GROW modelinin detaylarına ve koçluk yaptığımız kişiye hangi adımda ne tarz sorular sorabileceğimize bakalım.
1- Hedef
Öncelikle hedef nedir, yönettiğiniz kişiye bu konuya yönelik sorular sormanız lazım. Eğer hedefiniz bir davranış değişikliği yaratmak ise, ekip üyenizin ulaşmak istediğini davranış şeklini hedef olarak koyması gerekiyor. Bu hedefin ölçülebilir, erişilebilir ve gerçekçi olması da önemli.
Hedefin nedir?
Neden bu hedefe ulaşmak istiyorsun?
Bu hedefe ulaşıldığını nasıl anlayabiliriz?
Bu hedef kariyer hedeflerin ve ekibin hedefleri ile uyumlu mu?
Tam olarak elde etmek istediğin nedir?
2- Mevcut Gerçeklik
Ardından mevcut gerçekliği tanımlaması için sorular sormalısınız. Kişi içinde bulunduğu koşulları iyice anlamadan sorunu çözmeye çalışırsa başarıyı yakalama şansı düşük olacaktır.
Şu an bu konuda neler oluyor?
Hedefe ulaşmak için attığın adımlar oldu mu? Neler mesela?

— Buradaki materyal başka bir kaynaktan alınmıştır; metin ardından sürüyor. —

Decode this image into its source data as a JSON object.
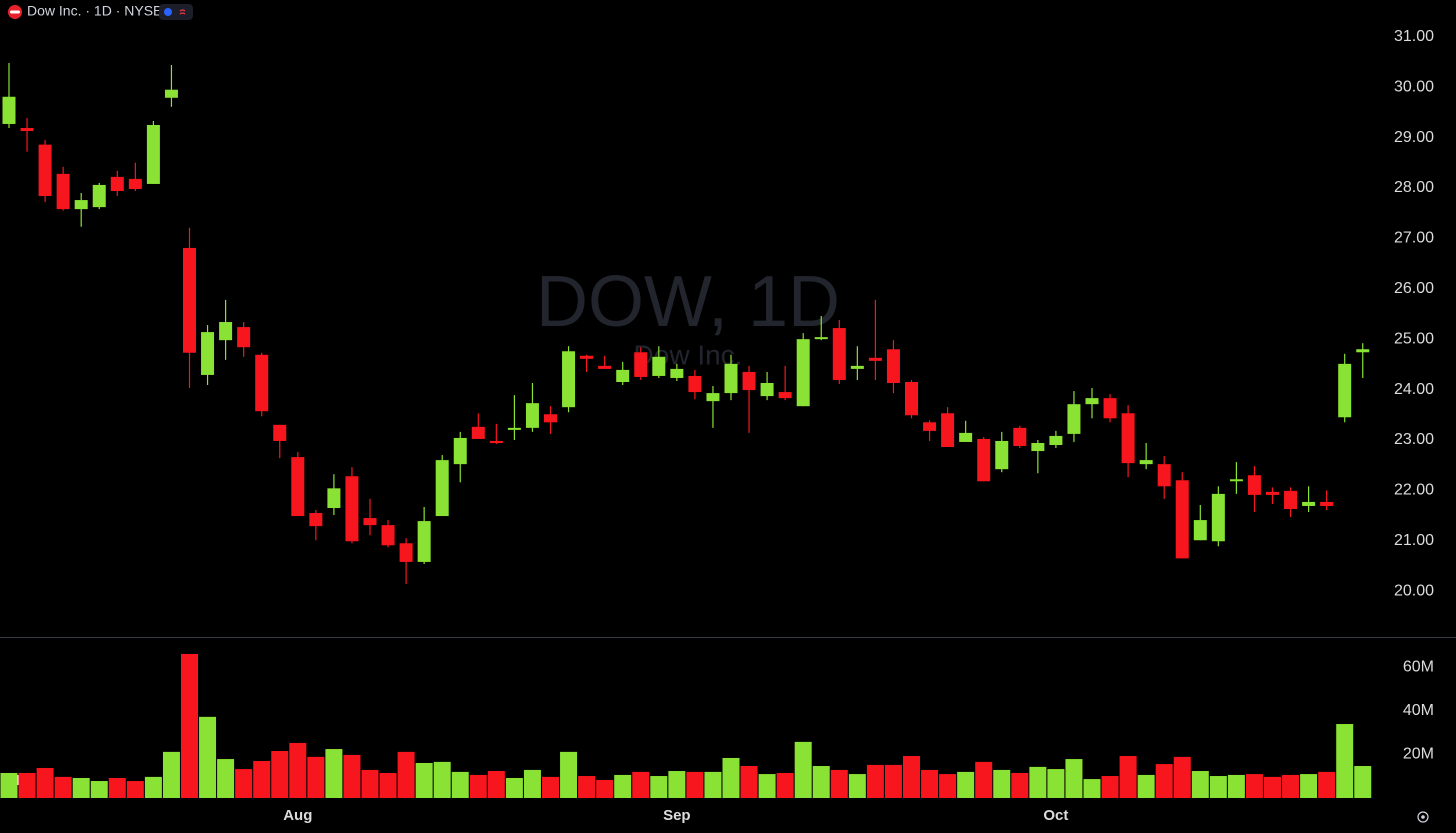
{
  "header": {
    "symbol_title": "Dow Inc. · 1D · NYSE"
  },
  "chart_data": [
    {
      "type": "candlestick",
      "watermark": "DOW, 1D",
      "watermark_subtitle": "Dow Inc.",
      "up_color": "#8ae234",
      "down_color": "#f7161d",
      "categories": [
        null,
        null,
        null,
        null,
        null,
        null,
        null,
        null,
        null,
        null,
        null,
        null,
        null,
        null,
        null,
        null,
        "Aug",
        null,
        null,
        null,
        null,
        null,
        null,
        null,
        null,
        null,
        null,
        null,
        null,
        null,
        null,
        null,
        null,
        null,
        null,
        null,
        null,
        "Sep",
        null,
        null,
        null,
        null,
        null,
        null,
        null,
        null,
        null,
        null,
        null,
        null,
        null,
        null,
        null,
        null,
        null,
        null,
        null,
        null,
        "Oct",
        null,
        null,
        null,
        null,
        null,
        null,
        null,
        null,
        null,
        null,
        null,
        null,
        null,
        null,
        null,
        null,
        null
      ],
      "open": [
        29.27,
        29.19,
        28.86,
        28.28,
        27.58,
        27.62,
        28.22,
        28.18,
        28.08,
        29.79,
        26.81,
        24.29,
        24.98,
        25.24,
        24.69,
        23.3,
        22.66,
        21.55,
        21.65,
        22.28,
        21.45,
        21.31,
        20.95,
        20.58,
        21.49,
        22.52,
        23.26,
        22.98,
        23.2,
        23.24,
        23.51,
        23.65,
        24.67,
        24.47,
        24.15,
        24.74,
        24.27,
        24.23,
        24.27,
        23.77,
        23.93,
        24.35,
        23.87,
        23.95,
        23.67,
        25.0,
        25.22,
        24.41,
        24.63,
        24.8,
        24.15,
        23.35,
        23.53,
        22.96,
        23.02,
        22.42,
        23.24,
        22.78,
        22.9,
        23.12,
        23.71,
        23.83,
        23.53,
        22.52,
        22.52,
        22.2,
        21.01,
        20.99,
        22.18,
        22.3,
        21.97,
        21.99,
        21.69,
        21.77,
        23.45,
        24.74
      ],
      "high": [
        30.48,
        29.39,
        28.95,
        28.42,
        27.9,
        28.1,
        28.34,
        28.5,
        29.33,
        30.44,
        27.21,
        25.28,
        25.78,
        25.34,
        24.73,
        23.3,
        22.76,
        21.61,
        22.32,
        22.46,
        21.83,
        21.41,
        21.05,
        21.67,
        22.7,
        23.16,
        23.53,
        23.32,
        23.89,
        24.13,
        23.67,
        24.86,
        24.69,
        24.67,
        24.55,
        24.84,
        24.86,
        24.51,
        24.39,
        24.07,
        24.69,
        24.47,
        24.35,
        24.47,
        25.12,
        25.46,
        25.38,
        24.86,
        25.78,
        24.98,
        24.19,
        23.39,
        23.65,
        23.38,
        23.06,
        23.16,
        23.28,
        23.0,
        23.18,
        23.97,
        24.03,
        23.91,
        23.69,
        22.94,
        22.68,
        22.36,
        21.71,
        22.08,
        22.56,
        22.48,
        22.06,
        22.06,
        22.08,
        22.0,
        24.71,
        24.92
      ],
      "low": [
        29.19,
        28.72,
        27.72,
        27.55,
        27.23,
        27.58,
        27.84,
        27.94,
        28.08,
        29.61,
        24.03,
        24.09,
        24.59,
        24.65,
        23.47,
        22.64,
        21.49,
        21.01,
        21.51,
        20.95,
        21.11,
        20.87,
        20.14,
        20.54,
        21.49,
        22.16,
        23.02,
        22.92,
        23.0,
        23.16,
        23.12,
        23.55,
        24.35,
        24.41,
        24.09,
        24.19,
        24.23,
        24.17,
        23.81,
        23.24,
        23.79,
        23.14,
        23.79,
        23.79,
        23.67,
        24.98,
        24.11,
        24.19,
        24.19,
        23.93,
        23.43,
        22.98,
        22.86,
        22.96,
        22.18,
        22.36,
        22.84,
        22.34,
        22.84,
        22.96,
        23.43,
        23.35,
        22.26,
        22.42,
        21.83,
        20.65,
        21.01,
        20.89,
        21.93,
        21.57,
        21.73,
        21.47,
        21.57,
        21.61,
        23.35,
        24.23
      ],
      "close": [
        29.81,
        29.13,
        27.84,
        27.58,
        27.76,
        28.06,
        27.94,
        27.98,
        29.25,
        29.95,
        24.73,
        25.14,
        25.34,
        24.84,
        23.57,
        22.98,
        21.49,
        21.29,
        22.04,
        20.99,
        21.31,
        20.91,
        20.58,
        21.39,
        22.6,
        23.04,
        23.02,
        22.94,
        23.24,
        23.73,
        23.35,
        24.76,
        24.61,
        24.41,
        24.39,
        24.25,
        24.65,
        24.41,
        23.95,
        23.93,
        24.51,
        23.99,
        24.13,
        23.83,
        25.0,
        25.04,
        24.19,
        24.47,
        24.57,
        24.13,
        23.49,
        23.18,
        22.86,
        23.14,
        22.18,
        22.98,
        22.88,
        22.94,
        23.08,
        23.71,
        23.83,
        23.43,
        22.54,
        22.6,
        22.08,
        20.65,
        21.41,
        21.93,
        22.22,
        21.91,
        21.91,
        21.63,
        21.77,
        21.69,
        24.51,
        24.8
      ],
      "ylim": [
        19.09,
        31.73
      ],
      "yticks": [
        {
          "value": 20,
          "label": "20.00"
        },
        {
          "value": 21,
          "label": "21.00"
        },
        {
          "value": 22,
          "label": "22.00"
        },
        {
          "value": 23,
          "label": "23.00"
        },
        {
          "value": 24,
          "label": "24.00"
        },
        {
          "value": 25,
          "label": "25.00"
        },
        {
          "value": 26,
          "label": "26.00"
        },
        {
          "value": 27,
          "label": "27.00"
        },
        {
          "value": 28,
          "label": "28.00"
        },
        {
          "value": 29,
          "label": "29.00"
        },
        {
          "value": 30,
          "label": "30.00"
        },
        {
          "value": 31,
          "label": "31.00"
        }
      ]
    },
    {
      "type": "bar",
      "name": "Volume",
      "values": [
        11500000,
        11500000,
        13800000,
        9700000,
        9200000,
        7800000,
        9200000,
        7800000,
        9700000,
        21200000,
        66200000,
        37300000,
        17900000,
        13300000,
        17000000,
        21600000,
        25300000,
        18900000,
        22500000,
        19800000,
        12900000,
        11500000,
        21200000,
        16100000,
        16600000,
        12000000,
        10600000,
        12400000,
        9200000,
        12900000,
        9700000,
        21200000,
        10100000,
        8300000,
        10600000,
        12000000,
        10100000,
        12400000,
        12000000,
        12000000,
        18400000,
        14700000,
        11000000,
        11500000,
        25800000,
        14700000,
        12900000,
        11000000,
        15200000,
        15200000,
        19300000,
        12900000,
        11000000,
        12000000,
        16600000,
        12900000,
        11500000,
        14300000,
        13300000,
        17900000,
        8700000,
        10100000,
        19300000,
        10600000,
        15600000,
        18900000,
        12400000,
        10100000,
        10600000,
        11000000,
        9700000,
        10600000,
        11000000,
        12000000,
        34000000,
        14700000
      ],
      "ylim": [
        0,
        74000000
      ],
      "yticks": [
        {
          "value": 20000000,
          "label": "20M"
        },
        {
          "value": 40000000,
          "label": "40M"
        },
        {
          "value": 60000000,
          "label": "60M"
        }
      ]
    }
  ]
}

Az önce koyduğun hedef farklı hedefler ile çatışıyor mu?
3- Seçenekler
Mevcut durum değerlendirmesi yapıldıktan sonra nelerin mümkün olduğuna dair konuşmaya geçilebilir. Burada hedefe ulaşmak için mümkün olan seçenekleri değerlendirmeye teşvik etmek gerekiyor.
Önünde hangi opsiyonlar var?
Başka ne yapabilirsin?
İlk adımın ne olabilir?
Bu seçeneğin faydaları/zararları neler?
Hedefe ulaşmak için artık yapmayı bırakman gereken davranışlar veya alışkanlıklar var mı?

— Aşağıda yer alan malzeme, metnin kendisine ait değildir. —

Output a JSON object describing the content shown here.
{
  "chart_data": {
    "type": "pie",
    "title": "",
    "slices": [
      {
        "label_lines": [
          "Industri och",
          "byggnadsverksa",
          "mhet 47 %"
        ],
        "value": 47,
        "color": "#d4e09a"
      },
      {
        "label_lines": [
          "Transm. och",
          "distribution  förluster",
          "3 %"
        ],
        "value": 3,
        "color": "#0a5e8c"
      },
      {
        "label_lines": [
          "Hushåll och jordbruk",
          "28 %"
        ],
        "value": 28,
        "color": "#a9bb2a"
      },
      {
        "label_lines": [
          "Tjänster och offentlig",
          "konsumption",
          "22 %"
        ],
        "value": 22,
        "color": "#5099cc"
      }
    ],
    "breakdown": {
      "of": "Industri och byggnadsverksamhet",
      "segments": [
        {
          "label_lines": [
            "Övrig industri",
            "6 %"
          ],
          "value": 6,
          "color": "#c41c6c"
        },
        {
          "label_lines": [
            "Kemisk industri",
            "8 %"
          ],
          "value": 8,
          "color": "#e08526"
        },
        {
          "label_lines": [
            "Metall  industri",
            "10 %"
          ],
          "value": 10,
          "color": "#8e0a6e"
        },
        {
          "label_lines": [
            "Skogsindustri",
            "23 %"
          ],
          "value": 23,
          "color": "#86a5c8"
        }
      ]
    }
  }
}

Önünde ne gibi engeller var?
4- İrade
GROW modelinin son adımına geldik. Ekibinizde koçluk yaptığınız kişi artık hedefi, güncel durumu ve hedefe nasıl ulaşabileceğine dair opsiyonları biliyor. Son adımda ise bu hedefe ulaşmak için irade koymaya yönelik adım atmak gerekli. Burada sizin göreviniz koçluk yaptığınız kişinin hedefe ulaşacağına dair sorumluluk üstlenmesini sağlamak ve motivasyonunu arttırmak. Bundan sonra yapmanız gereken düzenli olarak görüşmek ve hedefe doğru kaydedilen ilerlemeyi konuşmak.
Bundan sonra ne yapacaksın ve ne zaman?
Başka ne yapacaksın?
Kendini nasıl motive edebilirsin?
Kaydettiğin ilerlemeyi hangi aralıklarla konuşmak istersin? Günlük, haftalık, aylık?
Kimden, nasıl bir desteğe ihtiyacın olacak?
GROW tekniğini efektif kullanmak için ipuçları
Farkettiğiniz üzere koçluktaki kritik nokta karşıdaki kişiyi düşündürecek iyi sorular sormaktır. Bunu yapabilmek için ise dikkatli dinleme becerisi gerekiyor.
Evet-Hayır ile yanıtlanabilecek açık uçlu sorular sormayın.
Sessizlik olduğunda hemen araya girip soru sormak için atlamayın. Bazen sessizlik karşıdaki kişinin gerçekten düşündüğü şeyleri ortaya çıkarır. Sessizliği yarattığı rahatsızlık ile size daha önce söylemediklerini söyleyeceklerdir.
Sorulara yanıt vermekten kaçının, koçluk yaptığınız kişilerin yanıtları bulmasına yardımcı olun. Eğer koçluk yaptığınız kişiyi kendi doğrunuza yönlendirecek sorular soruyorsanız koçluk yapmıyorsunuz.
Koçluk yaptığınız kişileri yargılamayın, göreviniz onların gelişimine destek olmak.
Şimdi gelin 7 koçluk sorusunu inceleyelim.
7 Koçluk Sorusu
Michael Bungar Stanier The Coaching Habit: Say Less, Ask More & Change the Way You Lead Forever isimli kitabında koçluk yaparken kullanmamız gereken 7 önemli sorudan bahseder. GROW metoduna ek olarak bundan da bahsetmek istedim. Özellikle de ikinci soru, oldukça basit görünse de, gerçekten etkili bir soru.
1- Aklında ne var?: Bu açılış sorusuyla hedeflenen buzları kırmak ve diyaloğu başlatmak.
2- Daha başka?: Bu soruyla koçluk yaptığınız kişinin aklında başka neler var, başta söylemediği konular var mı o açığa çıkacak. Yazarın dediği gibi: “Birinin size verdiği ilk yanıt asla tek yanıt değildir ve nadiren doğru yanıttır.”
3- Burada senin için asıl sıkıntı nedir?: Asıl sorunu öğrenmeye çalıştığımız soru.
4- Ne istiyorsun?: Beklentiyi anlamamız için önemli bir soru. Bazen insanların istekleri bizim düşündüklerimizden çok daha farklı olabiliyor.
5- Ben nasıl yardım edebilirim?: Karşı tarafın siz bir öneri sunmadan çözüm üretebilmesi için önemli bir soru.
6- Eğer buna evet dersen, neye hayır diyorsun?: Karşı tarafın gerçekten o şeyi isteyip istemediğini anlamak
7- Senin için en faydalı olan şey neydi?: Kişinin gelişimine katkı sunup sunmadığımızı anlayacağımız soru.